Jundī also mentioned the negative impacts of imposing Islamic elements on non Muslims at schools that he believes is akin to an academic brainwash throughout the education system. He mentioned the testimony of a Coptic young man who expressed his hatred for Islam and Muslims, arguing that he feels aggressively surrounded by Islam at university, on public transport, on the streets and even at home where the aggressively noisy mosque loudspeakers next door to him pierce the air. All these, Jundī reports on the anonymous Coptic young man, “make me resort to the church to have some peace of mind.”
Jundī presents the Coptic young man’s testimony as evidence of his assumption that Copts are being indirectly forced to isolate themselves from society. In addition, Jundī argues that the prevailing Islamic mentality has its negative impacts on the Christians’ mentality represented in what he calls the Islamization of thinking. Christian youth has become more concerned about the superficial religious appearance than the real core of religion. Jundī believes that the Coptic youth has become more concerned with literal meanings than spirituality and that they look for fatwás to avoid the effort of thinking and discerning.

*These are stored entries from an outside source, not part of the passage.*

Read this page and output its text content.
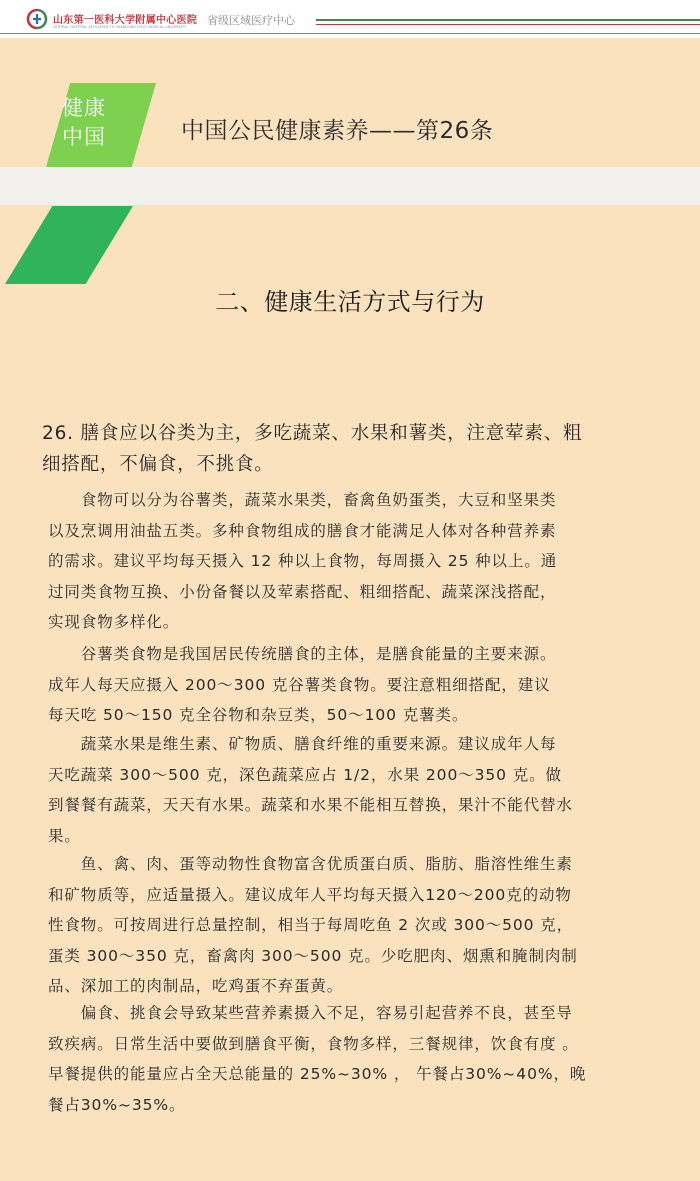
山东第一医科大学附属中心医院
CENTRAL HOSPITAL AFFILIATED TO SHANDONG FIRST MEDICAL UNIVERSITY 省级区域医疗中心
健康
中国	中国公民健康素养——第26条
二、健康生活方式与行为
26. 膳食应以谷类为主，多吃蔬菜、水果和薯类，注意荤素、粗
细搭配，不偏食，不挑食。
　　食物可以分为谷薯类，蔬菜水果类，畜禽鱼奶蛋类，大豆和坚果类
以及烹调用油盐五类。多种食物组成的膳食才能满足人体对各种营养素
的需求。建议平均每天摄入 12 种以上食物，每周摄入 25 种以上。通
过同类食物互换、小份备餐以及荤素搭配、粗细搭配、蔬菜深浅搭配，
实现食物多样化。
　　谷薯类食物是我国居民传统膳食的主体，是膳食能量的主要来源。
成年人每天应摄入 200～300 克谷薯类食物。要注意粗细搭配，建议
每天吃 50～150 克全谷物和杂豆类，50～100 克薯类。
　　蔬菜水果是维生素、矿物质、膳食纤维的重要来源。建议成年人每
天吃蔬菜 300～500 克，深色蔬菜应占 1/2，水果 200～350 克。做
到餐餐有蔬菜，天天有水果。蔬菜和水果不能相互替换，果汁不能代替水
果。
　　鱼、禽、肉、蛋等动物性食物富含优质蛋白质、脂肪、脂溶性维生素
和矿物质等，应适量摄入。建议成年人平均每天摄入120～200克的动物
性食物。可按周进行总量控制，相当于每周吃鱼 2 次或 300～500 克，
蛋类 300～350 克，畜禽肉 300～500 克。少吃肥肉、烟熏和腌制肉制
品、深加工的肉制品，吃鸡蛋不弃蛋黄。
　　偏食、挑食会导致某些营养素摄入不足，容易引起营养不良，甚至导
致疾病。日常生活中要做到膳食平衡，食物多样，三餐规律，饮食有度 。
早餐提供的能量应占全天总能量的 25%~30% ， 午餐占30%~40%，晚
餐占30%~35%。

Jundī then highlights the contrast between the open minded curriculum of al-Zaytūnah University in Tunisia, which is the Tunisian equivalent to the Azhar University, and what he calls the “talibanization” of education by the Egyptian Ministry of Education. He praised the comparative religion courses at al-Zaytūnah University, citing the writings of lecturer al-‘Afīf al-Akhdar as an example.
Jundī believes that this Islamization of education began in the late eighties when an alleged agreement was made between the Islamic fundamentalist leadership and the Egyptian regime. Jundī claims that the agreement guaranteed the long-lasting dominance of the regime’s political authority in exchange for the social and educational dominance of the Islamists.
Jundī called this Islamic dominance in education a cultural purification banned by all international human rights resolutions. He also considers it to be a crime against humanity.
Jundī then present samples of the school textbooks that support Islamic ideas like: Islam is the only source of values and Muslims are the only good people. In a KG2 book, the third lesson of the second unit is entitled, ’plant a tree.’ In the lesson’s exercises and under the section ’read, memorize and learn,’ a hadīth was written saying that it is considered a beneficiation when a Muslim plants a tree that will later feed human beings or animals. Jundī asks: “What about a non Muslim? Would he also be rewarded if he planted a tree?
He also mentioned an example from the fourth grade textbook which has a lesson entitled ’My mother.’ Under the section ’information and enriching examples’ there is a hadīth and a Qur’ānic verse that stress the high rank and honor that parents and mothers in particular should enjoy. Then students are asked to make a poster in which they cite a hadīth that calls for honoring one’s mother and then hang it on the classroom wall.
Jundī’s comment on the lesson was: “Aren’t there any commands to honor mothers and parents in the other religions.
Furthermore, one of the aims of the third unit entitled “the ancient handicrafts” is “to mention a hadīth that points out the significance of honesty. Jundī questions why should the exercises of a lesson about ancient handcrafts refer to an Islamic text that points out the significance of honesty?
Jundī states that it is only in the fourth grade in elementary school that the student learns that religions other than Islam exist, when textbooks state that all religions honor honesty as an important value.